Try training the model for 30 epochs:

history=model.fit(x_train,y_train,validation_data=(x_test,y_test),epochs=30,callbacks=[early_stop],shuffle=True)

The training stops after 8 epochs to avoid overfitting just at the right time.

Results

The training accuracy is 99.04%. Test the model on the unseen data (test data) and use sklearn"s confusion matrix and classification report to evaluate it.

The loss and accuracy graphs of the model during the training are as follows:

The above graphs show the gradual performance of the model with increasing epochs. Notice that there are several fluctuations in the test line, whereas the train accuracy increases and the train loss decreases with epochs.

Predict for all the samples in the test set:

y_pred=model.predict(x_test)
y_pred=np.argmax(y_pred,axis=1)

Get the accuracy score (VALIDATION ACCURACY) of the model:

accuracy_score(y_pred,y_test)

It comes out to 78.86%. The detailed performance can be seen using the classification report and confusion matrix with the code below:

print(classification_report(y_pred,y_test))

Image 5_11zon.webp

Thus, the validation accuracy is 79%. However, the model is able to recognize only non-pneumothorax images and is unable to detect pneumothorax on unseen or new images.

This can be inferred from the confusion matrix below:

confusion_matrix(y_pred,y_test)

Image 0_11zon.webp

All the images are classified as non-pneumothorax.
The model always predicts the “no-pneumothorax” class for unseen samples. However, its performance is excellent with the training data. This may be because the train and test samples are not from the same spread, i.e., the test and train images were not taken from the same source of images. The test set has very different features compared to the train set. This can be a problem in most cases when the model exhibits poor performance on the test data.

The lack of distinct pneumothorax chest X-ray images may also be the cause. The problem with medical data is that you can find millions of healthy X-rays, CT scans, etc., but collecting the same for diseased patients is difficult. Pneumothorax is also rare.

Collecting patient samples involves many challenges, the topmost being patient privacy.
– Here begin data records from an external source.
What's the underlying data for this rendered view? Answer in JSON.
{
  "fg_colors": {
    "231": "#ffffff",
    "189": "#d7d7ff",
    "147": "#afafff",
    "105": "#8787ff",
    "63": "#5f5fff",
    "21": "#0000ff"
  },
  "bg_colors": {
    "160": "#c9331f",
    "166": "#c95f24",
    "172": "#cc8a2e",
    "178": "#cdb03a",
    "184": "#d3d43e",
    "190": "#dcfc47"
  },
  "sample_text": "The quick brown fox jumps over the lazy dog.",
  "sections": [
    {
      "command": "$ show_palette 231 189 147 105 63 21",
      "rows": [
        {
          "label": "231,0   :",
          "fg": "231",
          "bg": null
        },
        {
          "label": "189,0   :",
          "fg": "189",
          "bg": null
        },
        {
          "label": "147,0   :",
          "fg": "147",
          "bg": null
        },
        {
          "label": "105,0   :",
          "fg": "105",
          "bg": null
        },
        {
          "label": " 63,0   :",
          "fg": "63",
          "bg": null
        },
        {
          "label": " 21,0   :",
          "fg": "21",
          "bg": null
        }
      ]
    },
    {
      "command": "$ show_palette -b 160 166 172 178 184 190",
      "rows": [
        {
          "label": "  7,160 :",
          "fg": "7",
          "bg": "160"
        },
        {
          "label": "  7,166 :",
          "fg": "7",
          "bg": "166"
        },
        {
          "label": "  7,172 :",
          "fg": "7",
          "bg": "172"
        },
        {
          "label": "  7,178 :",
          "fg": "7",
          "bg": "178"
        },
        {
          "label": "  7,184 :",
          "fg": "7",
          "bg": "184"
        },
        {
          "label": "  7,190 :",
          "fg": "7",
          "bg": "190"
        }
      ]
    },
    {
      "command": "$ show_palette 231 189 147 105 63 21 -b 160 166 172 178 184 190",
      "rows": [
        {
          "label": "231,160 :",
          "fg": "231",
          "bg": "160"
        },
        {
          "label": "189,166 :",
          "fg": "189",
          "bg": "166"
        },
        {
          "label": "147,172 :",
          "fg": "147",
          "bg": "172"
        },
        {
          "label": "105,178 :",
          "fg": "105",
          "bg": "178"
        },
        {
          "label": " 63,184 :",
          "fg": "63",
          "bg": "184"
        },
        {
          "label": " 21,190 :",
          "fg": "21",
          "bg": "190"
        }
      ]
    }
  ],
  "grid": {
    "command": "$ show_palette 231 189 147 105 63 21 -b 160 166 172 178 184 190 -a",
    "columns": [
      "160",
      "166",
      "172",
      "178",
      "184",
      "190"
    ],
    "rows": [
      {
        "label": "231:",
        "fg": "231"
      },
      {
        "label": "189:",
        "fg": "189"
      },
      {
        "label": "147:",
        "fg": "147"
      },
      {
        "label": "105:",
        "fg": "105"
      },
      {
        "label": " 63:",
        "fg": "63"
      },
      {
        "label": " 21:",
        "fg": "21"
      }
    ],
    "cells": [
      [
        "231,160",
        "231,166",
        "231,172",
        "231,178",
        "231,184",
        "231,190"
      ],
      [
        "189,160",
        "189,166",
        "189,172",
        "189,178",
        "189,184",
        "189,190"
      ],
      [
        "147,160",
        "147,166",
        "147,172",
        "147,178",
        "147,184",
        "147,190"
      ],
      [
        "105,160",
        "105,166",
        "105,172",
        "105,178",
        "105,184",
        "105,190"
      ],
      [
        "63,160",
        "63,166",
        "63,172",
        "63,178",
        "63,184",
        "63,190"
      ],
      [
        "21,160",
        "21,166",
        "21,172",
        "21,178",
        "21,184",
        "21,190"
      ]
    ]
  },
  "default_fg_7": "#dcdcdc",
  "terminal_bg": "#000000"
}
Hospitals will not easily give out data. To improve the model, segmentation can be applied, which is the process of partitioning an image into several regions, depending on the similarity between adjacent pixels.

CNN extracts features from each and every pixel of the image. However, the intent here is to make it learn from only selected features, especially when it comes to medical images. For instance, in this problem statement, the aim is to get the model to extract features only from the part of the image between the lungs and the chest wall where pneumothorax infection occurs. This is why the zip file of the original dataset has masks in it.

Segmenting the chest X-ray images with the help of the masks, followed by using these masked images to train the CNN model, may help. Consider fine-tuning the model further or check with pre-trained architectures including VGG-19 or Mobile Net for the task.